Jake Orr mentioned that "many pieces of theatre get created without the audience being kept in mind nor with them being part of the process". I couldn't agree more, which is why with the growing spotlight on mental health, audiences should relish getting on board in the creative process from as early as the performer deems possible (as should newspapers and reviewers). It would certainly help merge the finished product with an exploration of the personality that has brought it to public view: which I think would make for better understanding of the overall message of the piece. With my somewhat hybrid 2015 show (stand up mixed with a 1-man-monologue mixed with audience interaction) it's realistically a ‘comedy seminar’ it is shaped by the audience to the point where I deliberately have a 5-10 minute part of the show (after I've presented my theory) where we stop and discuss their shituations about life. Audience members, in the hours before the show, are told by me to go away and really think about life's crappiness and the things that really rile them, and I don't bring people up on stage...since they already arrive feeling like a huge cog in the creative daily process and workings of the show. I also have an online 'crappiness poll' survey that I tweet the link to each day (now filled out by over 150 people, of which at least 50% have been to the show), and I get audiences to keep sharing their #shituations #crappinessishappiness stories with me for future audiences. Also, I alter the powerpoint each day to include the latest online poll results and audience comments. This brings audiences a real sense of ownership of each individual show, even more so if they’ve come to see me after reading my crappiness blogs, which have been running parallel with the show’s development since Christmas 2014. I also ask audience members to stick around after my show and let me know their thoughts - and if my theory is one they agree with. In short: ingraining audience members in the development of a deeply personal project from as early as possible is a huge risk, but one that is worth it to create a message and theme that rings true to others.
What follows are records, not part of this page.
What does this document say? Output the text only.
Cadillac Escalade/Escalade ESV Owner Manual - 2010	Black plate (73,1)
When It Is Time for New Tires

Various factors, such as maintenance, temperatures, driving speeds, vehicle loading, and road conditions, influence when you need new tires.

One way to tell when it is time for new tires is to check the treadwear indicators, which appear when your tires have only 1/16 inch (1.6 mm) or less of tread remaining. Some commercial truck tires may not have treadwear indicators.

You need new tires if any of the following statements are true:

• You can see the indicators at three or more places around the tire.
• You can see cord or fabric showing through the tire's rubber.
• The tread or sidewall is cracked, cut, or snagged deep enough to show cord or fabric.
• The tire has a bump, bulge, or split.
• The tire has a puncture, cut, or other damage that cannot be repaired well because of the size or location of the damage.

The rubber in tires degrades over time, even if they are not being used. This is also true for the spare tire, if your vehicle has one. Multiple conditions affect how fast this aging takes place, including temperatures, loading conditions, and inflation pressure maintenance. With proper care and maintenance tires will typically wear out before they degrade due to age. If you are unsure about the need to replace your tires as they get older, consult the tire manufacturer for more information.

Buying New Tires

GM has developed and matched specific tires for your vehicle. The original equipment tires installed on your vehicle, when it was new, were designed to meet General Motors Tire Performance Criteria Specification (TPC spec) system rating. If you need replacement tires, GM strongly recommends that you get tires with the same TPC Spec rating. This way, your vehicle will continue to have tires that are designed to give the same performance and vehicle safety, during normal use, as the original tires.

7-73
Jack Orr recently created the 'Making Room Organisation, which sounds great and needed; we absolutely should be questioning why each piece is put in front of an audience (namely by them questioning it during the creative process of producing it). This initiative must sit on equal pedestal to the beautiful work being done by the Wellcome Trust, Assembly, Equity, Samaritans, Fringe Central and all therapists out there. We’d all do well run less from the shame of mental health, and start to see it as a normalised process to creating art. And if all that fails, I’ll drag you into a bingo hall twitching and ranting about crappiness and the jackhammering of my own mind, whilst swinging my FIV cat in the air (to be fair, that sounds like a show I’d pay to see).